So, when you listen to people who give life advice, it’s always the same old horseshit: follow your dreams, take risks, live every day like it’s your last, etc. Has anyone ever gotten anything they could use out of a commencement address, for instance? And because of that, I had long assumed that all true wisdom was ineffable: it could not be spoken–in fact, it could barely be formulated in words. And that still might be true! But I have come to realize that frequently when I make a breakthrough and hit a new level in any of my activities, I am able to distill the essence of that breakthrough into words.

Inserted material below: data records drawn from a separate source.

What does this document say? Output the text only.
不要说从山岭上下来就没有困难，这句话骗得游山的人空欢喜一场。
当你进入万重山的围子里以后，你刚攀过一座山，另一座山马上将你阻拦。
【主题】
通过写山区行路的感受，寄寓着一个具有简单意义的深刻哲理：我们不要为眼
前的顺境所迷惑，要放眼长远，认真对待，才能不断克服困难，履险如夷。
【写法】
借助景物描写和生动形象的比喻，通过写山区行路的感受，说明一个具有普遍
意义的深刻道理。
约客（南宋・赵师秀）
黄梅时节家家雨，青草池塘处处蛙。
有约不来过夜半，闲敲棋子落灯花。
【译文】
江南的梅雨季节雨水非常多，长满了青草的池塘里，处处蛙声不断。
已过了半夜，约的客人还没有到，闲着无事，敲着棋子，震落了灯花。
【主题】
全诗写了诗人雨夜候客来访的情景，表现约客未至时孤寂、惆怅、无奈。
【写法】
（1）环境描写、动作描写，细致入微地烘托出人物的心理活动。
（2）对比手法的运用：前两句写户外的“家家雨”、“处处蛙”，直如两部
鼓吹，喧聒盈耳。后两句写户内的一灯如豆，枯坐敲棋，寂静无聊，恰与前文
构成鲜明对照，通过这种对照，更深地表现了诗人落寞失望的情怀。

For instance, I’ve recently started thinking about my stories in a completely different way. It’s become a kind of architectural process. Now whenever I am writing a story, the moment I can sense weakness, I stop, pull back, and see which element is the weak one. In most cases, the element is weak because I haven’t thought it out very well, so I can phrase my issue in the form of an unanswered question. For instance, one of the unanswered questions from a recently completed story was: “What exactly happens in the novel that the characters are reading inside the book?”
After I went through and thought about that for a long time (usually by trying out a bunch of things and going through some false starts), then I could solve it and keep writing. And then, almost immediately, I’d have to stop again. At each moment in the story-writing process, the weight is on one particular element: the weakest one. But the moment that I strengthen that element, the weight falls onto the next weakest one. This means that I can frequently only write a few hundred words farther before I have to stop again. Then, finally, when most of the questions are answered, I can blaze through to the end and finish it.
Now, that is an extremely comprehensible explanation of my (current) process. And it’s good that I’ve explained it, because now I can put it into practice in a more clear-minded way. It also prevents me from being frustrated when I work for days on a story and only make minimal progress. Because I realize that all those days of doing some hard thinking and writing just a few hundred words are just as much work as the days of breezing through and writing 3000 words.
But if someone had told me about this before I had figured it out myself, would I have been able to take advantage of it?
No.
I know that for a fact, because I realized, while writing this blog post, that this is exactly the same metaphor and method (well, she calls it a wall instead of a bunch of columns) that Annie Dillard uses in her writing book. And I read that four years ago. At the time, it struck me, but I didn’t do anything with it. I had to figure it out myself in order for it to be of use.
I think that’s the nature of the conceptual breakthrough. You attach words to the process, but the words don’t fully describe the process. The reason it works has something to do with the specifics of the way you apply it: there’s something about it that’s uniquely suited to you.